Orlando dismounted quickly, with his own face in tears. He gathered the king tenderly in his arms, and took and laid him by the fountain, on a marble cirque which it had; and then he wept in concert with him heartily, and asked his pardon, and so baptised him in the water of the fountain, and knelt and prayed to God for him with joined hands.
He then paused and looked at him; and when he perceived his countenance changed, and that his whole person was cold, he left him there on the marble cirque by the fountain, all armed as he was, with the sword by his side, and the crown upon his head.
* * * * *
I think I may anticipate the warm admiration of the reader for the whole of this beautiful episode, particularly its close. “I think,” says Panizzi, “that Tasso had this passage particularly in view when he wrote the duel of Clorinda and Tancredi, and her conversion and baptism before dying. The whole passage, from stanza xii. (where Agrican receives his mortal blow) to this, is beautiful; and the delicate proceeding of Orlando in leaving Agrican’s body armed, even with the sword in his hand, is in the noblest spirit of chivalry.”—Edition of Boiardo and Ariosto, vol. iii. page 357.
The reader will find the original in the Appendix No.
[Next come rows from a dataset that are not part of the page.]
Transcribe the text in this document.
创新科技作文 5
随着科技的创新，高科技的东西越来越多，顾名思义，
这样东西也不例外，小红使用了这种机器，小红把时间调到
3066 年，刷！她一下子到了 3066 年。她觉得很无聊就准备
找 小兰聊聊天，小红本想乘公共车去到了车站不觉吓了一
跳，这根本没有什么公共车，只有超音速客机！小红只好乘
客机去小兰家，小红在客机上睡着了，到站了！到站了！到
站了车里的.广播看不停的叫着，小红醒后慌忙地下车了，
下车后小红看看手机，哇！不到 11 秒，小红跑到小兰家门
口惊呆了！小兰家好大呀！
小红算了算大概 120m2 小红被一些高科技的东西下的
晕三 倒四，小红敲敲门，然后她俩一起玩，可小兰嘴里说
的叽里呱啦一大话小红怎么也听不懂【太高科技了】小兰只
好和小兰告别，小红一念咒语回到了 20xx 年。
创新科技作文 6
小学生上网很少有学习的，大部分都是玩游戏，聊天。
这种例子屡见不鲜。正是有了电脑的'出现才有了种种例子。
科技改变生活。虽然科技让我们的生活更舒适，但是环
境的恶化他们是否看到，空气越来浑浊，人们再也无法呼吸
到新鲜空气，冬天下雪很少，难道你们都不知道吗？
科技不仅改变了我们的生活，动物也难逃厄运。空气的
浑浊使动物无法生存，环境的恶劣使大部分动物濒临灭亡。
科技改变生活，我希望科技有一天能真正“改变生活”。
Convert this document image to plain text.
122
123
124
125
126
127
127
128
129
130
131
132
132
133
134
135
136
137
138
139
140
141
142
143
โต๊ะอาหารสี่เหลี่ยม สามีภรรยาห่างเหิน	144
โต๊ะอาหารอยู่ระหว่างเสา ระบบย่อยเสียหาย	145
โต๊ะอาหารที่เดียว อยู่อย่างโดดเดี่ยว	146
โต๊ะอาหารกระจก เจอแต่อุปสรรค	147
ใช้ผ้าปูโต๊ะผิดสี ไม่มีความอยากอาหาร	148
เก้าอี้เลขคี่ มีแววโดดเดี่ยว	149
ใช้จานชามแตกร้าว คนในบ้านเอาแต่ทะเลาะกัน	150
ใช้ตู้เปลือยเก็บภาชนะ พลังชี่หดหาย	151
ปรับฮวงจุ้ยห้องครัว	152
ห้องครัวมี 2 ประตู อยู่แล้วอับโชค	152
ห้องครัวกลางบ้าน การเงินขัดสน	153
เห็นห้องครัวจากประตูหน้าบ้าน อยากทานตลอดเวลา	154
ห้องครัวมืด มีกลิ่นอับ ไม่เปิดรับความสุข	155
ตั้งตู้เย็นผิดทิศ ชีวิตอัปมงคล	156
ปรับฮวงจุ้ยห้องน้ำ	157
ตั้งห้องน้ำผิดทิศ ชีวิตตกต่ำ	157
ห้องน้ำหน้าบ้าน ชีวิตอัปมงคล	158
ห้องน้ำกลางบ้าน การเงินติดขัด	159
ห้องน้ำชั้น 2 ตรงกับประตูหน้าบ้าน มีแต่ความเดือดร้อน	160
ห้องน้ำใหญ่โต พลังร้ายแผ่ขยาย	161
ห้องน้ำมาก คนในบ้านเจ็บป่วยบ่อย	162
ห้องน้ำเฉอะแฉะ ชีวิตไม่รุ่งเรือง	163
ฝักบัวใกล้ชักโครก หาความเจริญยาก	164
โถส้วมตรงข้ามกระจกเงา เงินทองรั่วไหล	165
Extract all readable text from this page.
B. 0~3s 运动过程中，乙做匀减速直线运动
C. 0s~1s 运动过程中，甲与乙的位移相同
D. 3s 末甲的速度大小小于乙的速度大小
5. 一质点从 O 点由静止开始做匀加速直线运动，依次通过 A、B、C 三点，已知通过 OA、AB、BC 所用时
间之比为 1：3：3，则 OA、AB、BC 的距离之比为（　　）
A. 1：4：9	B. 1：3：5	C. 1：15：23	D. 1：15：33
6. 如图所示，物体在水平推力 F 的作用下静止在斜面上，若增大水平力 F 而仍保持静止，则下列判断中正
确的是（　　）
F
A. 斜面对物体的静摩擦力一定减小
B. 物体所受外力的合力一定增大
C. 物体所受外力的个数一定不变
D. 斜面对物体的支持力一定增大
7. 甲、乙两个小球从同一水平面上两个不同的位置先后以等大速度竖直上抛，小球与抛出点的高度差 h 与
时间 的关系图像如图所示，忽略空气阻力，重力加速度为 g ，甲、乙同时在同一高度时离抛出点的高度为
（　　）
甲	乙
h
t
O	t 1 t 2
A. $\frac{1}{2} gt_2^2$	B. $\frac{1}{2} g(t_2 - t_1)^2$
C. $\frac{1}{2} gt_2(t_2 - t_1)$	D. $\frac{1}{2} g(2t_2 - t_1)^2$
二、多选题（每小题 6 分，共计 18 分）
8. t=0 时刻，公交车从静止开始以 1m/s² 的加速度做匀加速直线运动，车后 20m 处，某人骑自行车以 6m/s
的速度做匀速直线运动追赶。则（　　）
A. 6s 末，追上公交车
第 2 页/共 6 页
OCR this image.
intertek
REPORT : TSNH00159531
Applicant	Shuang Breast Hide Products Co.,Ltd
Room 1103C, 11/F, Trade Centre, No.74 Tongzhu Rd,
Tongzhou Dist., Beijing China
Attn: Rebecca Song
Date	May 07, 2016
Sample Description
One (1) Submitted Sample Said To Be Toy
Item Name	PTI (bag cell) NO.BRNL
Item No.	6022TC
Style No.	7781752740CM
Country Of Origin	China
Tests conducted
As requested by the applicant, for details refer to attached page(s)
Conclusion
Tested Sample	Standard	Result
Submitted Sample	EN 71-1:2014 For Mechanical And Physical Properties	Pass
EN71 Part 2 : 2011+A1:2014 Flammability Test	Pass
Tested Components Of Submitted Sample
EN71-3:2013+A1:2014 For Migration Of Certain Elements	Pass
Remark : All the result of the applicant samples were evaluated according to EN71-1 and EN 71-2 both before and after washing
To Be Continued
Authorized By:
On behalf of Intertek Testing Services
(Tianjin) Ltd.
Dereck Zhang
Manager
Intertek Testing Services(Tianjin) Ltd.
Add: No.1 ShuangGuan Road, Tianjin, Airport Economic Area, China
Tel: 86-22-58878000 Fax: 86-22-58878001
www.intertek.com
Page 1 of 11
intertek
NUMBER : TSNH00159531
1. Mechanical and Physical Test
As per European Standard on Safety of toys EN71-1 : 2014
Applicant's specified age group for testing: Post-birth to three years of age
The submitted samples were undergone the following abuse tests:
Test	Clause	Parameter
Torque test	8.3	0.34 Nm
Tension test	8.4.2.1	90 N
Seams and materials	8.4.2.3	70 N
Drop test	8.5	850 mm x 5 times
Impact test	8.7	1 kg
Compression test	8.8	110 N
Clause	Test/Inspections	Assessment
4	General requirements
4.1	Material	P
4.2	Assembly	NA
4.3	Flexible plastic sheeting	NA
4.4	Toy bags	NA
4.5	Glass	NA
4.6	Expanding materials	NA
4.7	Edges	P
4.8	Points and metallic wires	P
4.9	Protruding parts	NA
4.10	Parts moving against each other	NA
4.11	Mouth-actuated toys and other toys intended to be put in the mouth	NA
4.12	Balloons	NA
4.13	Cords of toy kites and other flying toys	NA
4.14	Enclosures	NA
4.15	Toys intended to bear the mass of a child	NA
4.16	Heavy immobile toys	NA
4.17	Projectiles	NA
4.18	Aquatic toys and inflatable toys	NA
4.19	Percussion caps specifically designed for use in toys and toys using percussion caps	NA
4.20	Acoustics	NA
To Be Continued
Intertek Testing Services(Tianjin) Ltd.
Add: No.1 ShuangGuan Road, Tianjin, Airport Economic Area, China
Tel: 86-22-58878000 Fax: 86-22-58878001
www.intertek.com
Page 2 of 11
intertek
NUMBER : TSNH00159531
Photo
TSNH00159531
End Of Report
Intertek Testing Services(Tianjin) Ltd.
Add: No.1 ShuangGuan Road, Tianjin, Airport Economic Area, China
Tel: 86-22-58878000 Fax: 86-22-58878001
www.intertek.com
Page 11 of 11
I.
In the course of the poem (canto xix. stanza xxvi.) a knight, with the same noble delicacy, who is in distress for a set of arms, borrows those belonging to the dead body, with many excuses, and a kiss on its face.
[Footnote 1:
“Che tutti insieme, e ’l suo
Re Galafrone,
Non li stimava quanto un vil bottone.”]
[Footnote 2: Berni has here introduced the touching words, “Would I were not so!” (Cosi non foss’io!)]
[Footnote 3: This proposal is in the highest ingenuous spirit of the absurd wilfulness of passion, thinking that every thing is to give way before it, not excepting the same identical wishes in other people.]